No, but I want to convert a normal Unicode String with multiple characters into binary and then back. Therefore, I need to be able to read more than 4 bytes. However, when I allocate 5 or more bytes in the Byte buffer, it will still just work for 4 Bytes (like “abcd” or “你b”) or else will give a NumberFormatException at the parseInt().

I had the idea to first read in the first 4 Bytes, then decode the first character and then fill the 4 Bytes up again until every character is tranlated back. However, for this method I would need to know how many bytes one translated character used or a way of even only decoding just one character.
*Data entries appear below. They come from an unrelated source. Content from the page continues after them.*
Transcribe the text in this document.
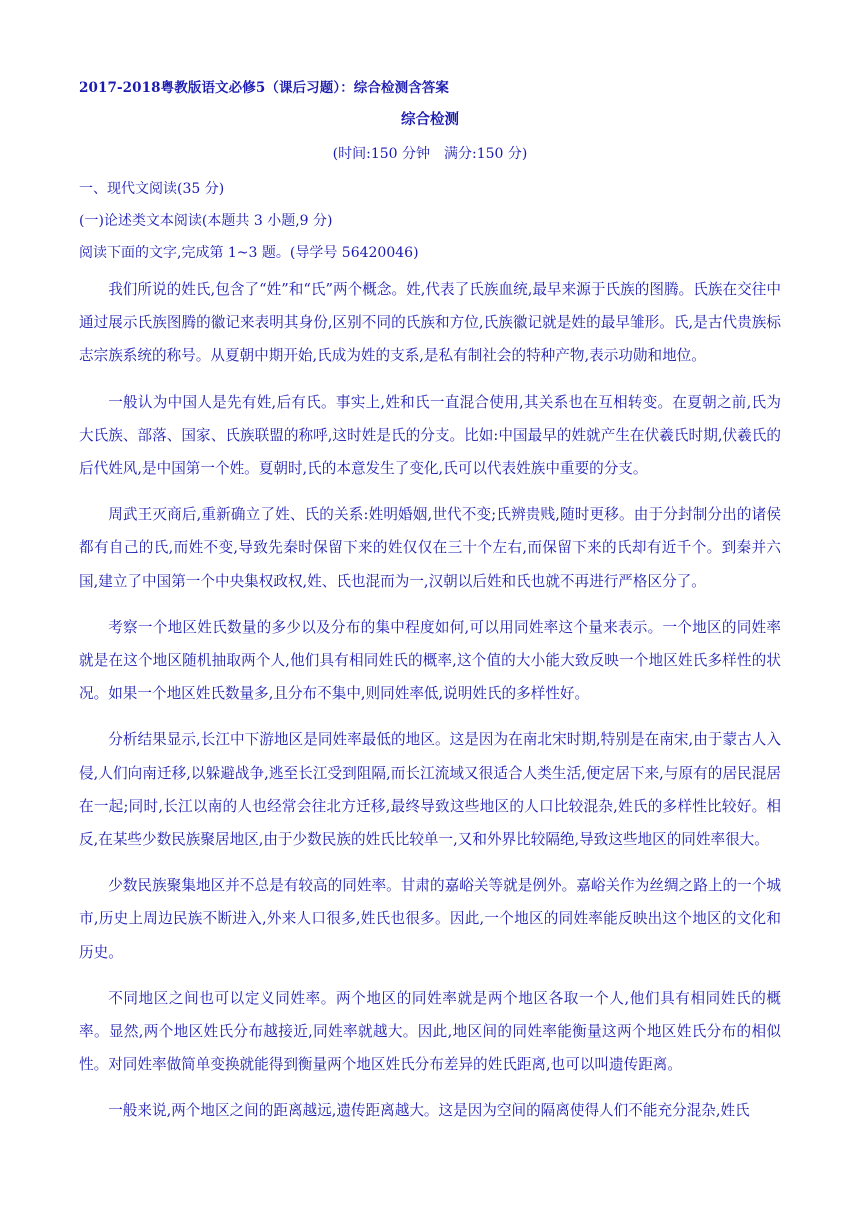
2017-2018粤教版语文必修5（课后习题）：综合检测含答案
综合检测
(时间:150 分钟　满分:150 分)
一、现代文阅读(35 分)
(一)论述类文本阅读(本题共 3 小题,9 分)
阅读下面的文字,完成第 1~3 题。(导学号 56420046)

我们所说的姓氏,包含了“姓”和“氏”两个概念。姓,代表了氏族血统,最早来源于氏族的图腾。氏族在交往中通过展示氏族图腾的徽记来表明其身份,区别不同的氏族和方位,氏族徽记就是姓的最早雏形。氏,是古代贵族标志宗族系统的称号。从夏朝中期开始,氏成为姓的支系,是私有制社会的特种产物,表示功勋和地位。

一般认为中国人是先有姓,后有氏。事实上,姓和氏一直混合使用,其关系也在互相转变。在夏朝之前,氏为大氏族、部落、国家、氏族联盟的称呼,这时姓是氏的分支。比如:中国最早的姓就产生在伏羲氏时期,伏羲氏的后代姓风,是中国第一个姓。夏朝时,氏的本意发生了变化,氏可以代表姓族中重要的分支。

周武王灭商后,重新确立了姓、氏的关系:姓明婚姻,世代不变;氏辨贵贱,随时更移。由于分封制分出的诸侯都有自己的氏,而姓不变,导致先秦时保留下来的姓仅仅在三十个左右,而保留下来的氏却有近千个。到秦并六国,建立了中国第一个中央集权政权,姓、氏也混而为一,汉朝以后姓和氏也就不再进行严格区分了。

考察一个地区姓氏数量的多少以及分布的集中程度如何,可以用同姓率这个量来表示。一个地区的同姓率就是在这个地区随机抽取两个人,他们具有相同姓氏的概率,这个值的大小能大致反映一个地区姓氏多样性的状况。如果一个地区姓氏数量多,且分布不集中,则同姓率低,说明姓氏的多样性好。

分析结果显示,长江中下游地区是同姓率最低的地区。这是因为在南北宋时期,特别是在南宋,由于蒙古人入侵,人们向南迁移,以躲避战争,逃至长江受到阻隔,而长江流域又很适合人类生活,便定居下来,与原有的居民混居在一起;同时,长江以南的人也经常会往北方迁移,最终导致这些地区的人口比较混杂,姓氏的多样性比较好。相反,在某些少数民族聚居地区,由于少数民族的姓氏比较单一,又和外界比较隔绝,导致这些地区的同姓率很大。

少数民族聚集地区并不总是有较高的同姓率。甘肃的嘉峪关等就是例外。嘉峪关作为丝绸之路上的一个城市,历史上周边民族不断进入,外来人口很多,姓氏也很多。因此,一个地区的同姓率能反映出这个地区的文化和历史。

不同地区之间也可以定义同姓率。两个地区的同姓率就是两个地区各取一个人,他们具有相同姓氏的概率。显然,两个地区姓氏分布越接近,同姓率就越大。因此,地区间的同姓率能衡量这两个地区姓氏分布的相似性。对同姓率做简单变换就能得到衡量两个地区姓氏分布差异的姓氏距离,也可以叫遗传距离。

一般来说,两个地区之间的距离越远,遗传距离越大。这是因为空间的隔离使得人们不能充分混杂,姓氏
Do you have any suggestions?

Vincent
3 years ago
Reply to  Wolkenfarmer

Read this wolkenfarmer.
https://www.futurelearn.com/courses/representing-data-with-images-and-sound/0/steps/53135
In short, it tells you about byte structures and how to recognize them. In short, bytes starting with 110 (2 bytes), 1110 (3 bytes) and 11110 (4 bytes) are the things to look for. Following bytes (belonging to the first byte) all start with 10.
I suggest to make a method that splits your binairy data into array elements where every element is one byte (8 bits) in string format. This you give as an argument to the function binaryUnicodeToString.
However, during splitting of you binary data into chucks of 8, you have to look for these byte patterns (110, 1110 and 11110). As soon as you see these, you have to add these byte(strings) together before feeding it to binaryUnicodeToString. Also don’t forget to make the adjustment I suggested in my first response, otherwise you cannot convert a space.
Good luck.

Wolkenfarmer
3 years ago
Reply to  Vincent

A big “Thank you” towards you two!
It’s finally up and running.. here my so far working code for decoding binary String to Unicode String:

String[] stringBA = stringBinary.split(“-“);
String stringBConvert = new String();

for (int i = 0; i < stringBA.length; i++) {
   System.out.println(“____LoopDieLoop”);
   if (stringBA[i].startsWith(“110”)) {
      stringBConvert = stringBA[i] + stringBA[i + 1];
      i++;
   } else if (stringBA[i].startsWith(“1110”)) {
      stringBConvert = stringBA[i] + stringBA[i + 1] + stringBA[i + 2];
      i += 2;
   } else if (stringBA[i].startsWith(“11110”)) {
      stringBConvert = stringBA[i] + stringBA[i + 1] + stringBA[i + 2] + stringBA[i + 3];
      i += 3;
   } else {
      stringBConvert = stringBA[i];
   }
   byte[] array = ByteBuffer.allocate(4).putInt(Integer.parseInt(stringBConvert, 2)).array();

   if (stringUnicode != null) {
      stringUnicode = stringUnicode + new String(array, StandardCharsets.UTF_8).substring(4 – stringBConvert.length() / 8);
   } else {
      stringUnicode = new String(array, StandardCharsets.UTF_8).substring(4 – stringBConvert.length() / 8);
   }
}

Vincent
3 years ago
Reply to  Wolkenfarmer

Glad to be of help! I did exactly the same as you btw, but there is an out of bound error possible. There could be situations where the data stream is corrupted and this will cause a crash because the program will try to access array elements which aren’t there. Something to solve when it happens 😁

Vincent
3 years ago

Great explanation, thanks! But your code (at 5, binaryUnicodeToString) fails on the conversion of a “00100000” (space). 
It will return an empty string due to the required trim function needed after the call to that method.
Any suggestions to improve this would be very appreciated! 

Vincent
3 years ago
Reply to  Vincent

Found a solution, just replace the last line in binaryUnicodeToString with this:

return new String(array, StandardCharsets.UTF_8).substring(4-binary.length()/8);

No need to trim the return value (so remove the trim function from the method(s) calling binaryUnicodeToString) and if there is a space to convert, it will not be trimmed.